Amazon considers AWS and third party sellers to be major drivers of its gross margins
Amazon’s (AMZN) gross margins improved from 32% in 1Q15 to 35% in 1Q16, as the chart below shows. The company mentioned that there are two major factors driving growth in its gross margins: its cloud division Amazon Web Services (or AWS) and third party sellers. AWS managed fast revenue growth of 64% on a year-over-year basis in the last quarter, which provided leverage for strong growth in gross margins.
Third party sellers are the small-scale sellers that depend on big e-commerce players such as Amazon to sell their products. Amazon mentioned that these sellers now account for 48% of paid units on Amazon, up from 44% in the same period last year. Third-party sellers benefit Amazon in a big way. The company doesn’t have any product costs associated with these sales, yet it gets a commission from them. Thus, this is a great source of profit for Amazon.

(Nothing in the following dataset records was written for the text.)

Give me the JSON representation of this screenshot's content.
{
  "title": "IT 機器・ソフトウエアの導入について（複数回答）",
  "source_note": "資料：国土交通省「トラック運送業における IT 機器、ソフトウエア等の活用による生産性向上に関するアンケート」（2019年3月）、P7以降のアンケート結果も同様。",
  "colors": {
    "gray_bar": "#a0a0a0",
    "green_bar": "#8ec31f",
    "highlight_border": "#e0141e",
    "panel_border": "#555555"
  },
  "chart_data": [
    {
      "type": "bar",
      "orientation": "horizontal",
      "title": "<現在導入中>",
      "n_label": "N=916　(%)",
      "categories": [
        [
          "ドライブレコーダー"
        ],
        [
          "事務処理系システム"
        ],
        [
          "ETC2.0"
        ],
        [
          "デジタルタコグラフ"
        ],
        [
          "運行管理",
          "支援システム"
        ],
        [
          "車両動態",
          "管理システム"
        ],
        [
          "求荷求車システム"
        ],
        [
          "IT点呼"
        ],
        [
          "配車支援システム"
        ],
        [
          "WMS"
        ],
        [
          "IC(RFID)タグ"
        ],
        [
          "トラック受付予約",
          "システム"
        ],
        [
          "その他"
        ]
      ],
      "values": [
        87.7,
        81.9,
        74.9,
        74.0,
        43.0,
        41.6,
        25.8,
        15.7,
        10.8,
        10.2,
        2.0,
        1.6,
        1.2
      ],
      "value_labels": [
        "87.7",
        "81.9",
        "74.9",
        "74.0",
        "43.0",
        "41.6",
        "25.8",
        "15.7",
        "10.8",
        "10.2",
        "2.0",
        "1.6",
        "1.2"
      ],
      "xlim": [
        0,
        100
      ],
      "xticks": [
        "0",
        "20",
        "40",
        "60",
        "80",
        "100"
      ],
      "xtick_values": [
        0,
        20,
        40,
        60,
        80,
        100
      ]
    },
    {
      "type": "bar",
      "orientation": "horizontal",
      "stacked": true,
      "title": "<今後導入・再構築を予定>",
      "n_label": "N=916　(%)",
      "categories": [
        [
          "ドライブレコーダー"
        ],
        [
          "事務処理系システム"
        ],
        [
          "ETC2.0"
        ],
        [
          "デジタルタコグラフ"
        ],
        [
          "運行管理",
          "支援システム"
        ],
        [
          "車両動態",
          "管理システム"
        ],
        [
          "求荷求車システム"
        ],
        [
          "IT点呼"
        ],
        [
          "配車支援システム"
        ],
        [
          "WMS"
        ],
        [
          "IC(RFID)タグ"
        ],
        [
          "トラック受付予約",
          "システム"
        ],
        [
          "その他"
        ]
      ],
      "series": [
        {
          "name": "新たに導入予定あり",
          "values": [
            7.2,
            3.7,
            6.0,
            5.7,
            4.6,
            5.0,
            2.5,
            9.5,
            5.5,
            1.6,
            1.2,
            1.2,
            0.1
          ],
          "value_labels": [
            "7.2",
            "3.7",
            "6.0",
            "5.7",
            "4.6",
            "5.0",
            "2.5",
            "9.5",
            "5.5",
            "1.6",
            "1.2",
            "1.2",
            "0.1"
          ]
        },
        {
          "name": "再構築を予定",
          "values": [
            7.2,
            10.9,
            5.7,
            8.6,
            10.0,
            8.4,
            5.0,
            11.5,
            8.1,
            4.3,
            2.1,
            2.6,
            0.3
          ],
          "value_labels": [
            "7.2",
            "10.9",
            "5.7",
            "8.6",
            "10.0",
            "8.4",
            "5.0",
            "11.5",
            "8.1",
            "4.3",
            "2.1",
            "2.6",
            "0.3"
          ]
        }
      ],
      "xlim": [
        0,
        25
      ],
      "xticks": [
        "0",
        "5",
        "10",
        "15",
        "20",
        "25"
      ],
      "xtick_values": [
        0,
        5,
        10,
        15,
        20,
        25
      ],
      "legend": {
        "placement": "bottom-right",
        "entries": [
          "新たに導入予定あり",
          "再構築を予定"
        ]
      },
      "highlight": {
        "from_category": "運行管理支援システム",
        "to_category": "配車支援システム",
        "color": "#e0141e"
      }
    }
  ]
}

Amazon will increase warehouse storage fees this holiday season
Early this month, Amazon announced that it will raise the warehouse storage fees for third party sellers for November and December this year. The reason for the increase is that during last year’s holiday season, the company’s warehouses reached capacity. By raising prices during the holiday season, Amazon wants to encourage third party sellers to only stock items in its warehouses that are more likely to sell. Higher storage fees will likely help Amazon grow its gross margins even more.
On the other hand, brick-and-mortar players such as Walmart (WMT), Best Buy (BBY), and Target (TGT) can’t reap such benefits from third party sellers because they must first buy merchandise before selling it to customers. Amazon has also been helping third party sellers to qualify to sell products under the Prime program without needing to store their goods in Amazon’s warehouses.